At times, Braddock steers the narration off course to recount stories connected to his servants or his past as a captain. I think it’s clever how Crawford used the story-within-the-story to add substance to the world of “The Screaming Skull”. Braddock and his wordy descriptions also help flesh out the surrounding, adding texture to a monologue, which borders on a stream of consciousness narrative style. This narrative technique’s main drawback manifests, when you look at the overall structure of the story. The main story concerns the skull and Braddock, but at the same time you focus on these interludes to make sense of background. My need to shift from one POV to another coupled with the story’s demand to switch focus from the interludes to the overall story arc complicated my reading process.   

Two overall themes dominate “The Screaming Skull”, disbelief and guilt. Braddock struggles to rationalize the skull’s nature and why it screams. There is a strong rejection towards all that not known and metaphysical, which borders to blind and desperate ignorance of what the skull is and why it screams. Through denial of the obvious truth [as to the identity of the skull, then about the cause of its owner’s death] Braddock seeks to absolve his guilt towards Mrs. Pratt [I will not comment any further on the connection between those two; that is for you the reader to discover]. Guilt makes sense of the story.

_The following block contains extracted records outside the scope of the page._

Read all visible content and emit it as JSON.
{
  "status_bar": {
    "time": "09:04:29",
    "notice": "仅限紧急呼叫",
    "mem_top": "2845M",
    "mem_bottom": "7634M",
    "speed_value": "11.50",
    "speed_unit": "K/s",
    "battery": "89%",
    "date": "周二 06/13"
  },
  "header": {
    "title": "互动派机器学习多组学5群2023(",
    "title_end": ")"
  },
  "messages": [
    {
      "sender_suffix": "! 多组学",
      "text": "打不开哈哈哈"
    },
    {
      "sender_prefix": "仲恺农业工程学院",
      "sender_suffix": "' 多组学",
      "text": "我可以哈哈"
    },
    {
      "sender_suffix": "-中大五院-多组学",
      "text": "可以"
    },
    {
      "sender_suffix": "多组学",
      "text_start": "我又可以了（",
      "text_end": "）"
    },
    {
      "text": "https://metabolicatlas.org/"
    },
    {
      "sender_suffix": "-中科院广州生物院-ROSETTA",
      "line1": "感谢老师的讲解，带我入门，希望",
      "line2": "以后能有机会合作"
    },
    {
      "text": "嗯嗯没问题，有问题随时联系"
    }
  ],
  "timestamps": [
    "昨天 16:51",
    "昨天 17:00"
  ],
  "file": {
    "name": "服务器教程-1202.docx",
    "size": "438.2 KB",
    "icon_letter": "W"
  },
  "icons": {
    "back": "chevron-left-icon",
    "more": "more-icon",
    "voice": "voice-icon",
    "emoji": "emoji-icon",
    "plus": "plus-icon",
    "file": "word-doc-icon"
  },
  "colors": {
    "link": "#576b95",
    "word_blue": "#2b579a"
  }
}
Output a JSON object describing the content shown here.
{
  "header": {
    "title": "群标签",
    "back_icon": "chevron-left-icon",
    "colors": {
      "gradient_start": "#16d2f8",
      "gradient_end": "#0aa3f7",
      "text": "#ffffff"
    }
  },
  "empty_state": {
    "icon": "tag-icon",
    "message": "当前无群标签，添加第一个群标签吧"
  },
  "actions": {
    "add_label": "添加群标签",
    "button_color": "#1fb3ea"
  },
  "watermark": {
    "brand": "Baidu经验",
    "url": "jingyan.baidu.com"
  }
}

Guilt explains why the captain talks as fast as he does and why he launches into these mini-stories, to escape talking about the skull. The guilt is evident in Braddock’s emotional attachment and interaction with the skull. He tries to please the spirit inside, despite his failure to name it as such. He enters a state of contradiction with himself, both trying to humor the skull and appease through his care and manners. Since Braddock rationalizes every event connected with the skull, he overlooks the true danger of his predicament. In this well-mannered panic “The Screaming Skull” resembles Poe’s “The Tell Tale Heart” as both of the stories share the motif of the narrator’s guilty conscious as a means to their demise. While Poe straddles the gothic genre tropes, Crawford head off to uncharted waters and leaves a lot open for discussion.

In the end, I consider “The Screaming Skull” a peculiar story. It possesses rich texture, but is a spoken monologue distilled from a conversation. The buildup doesn’t surprise or frighten, but the promised resolution is quite satisfactory to keep going, until you reach the ending.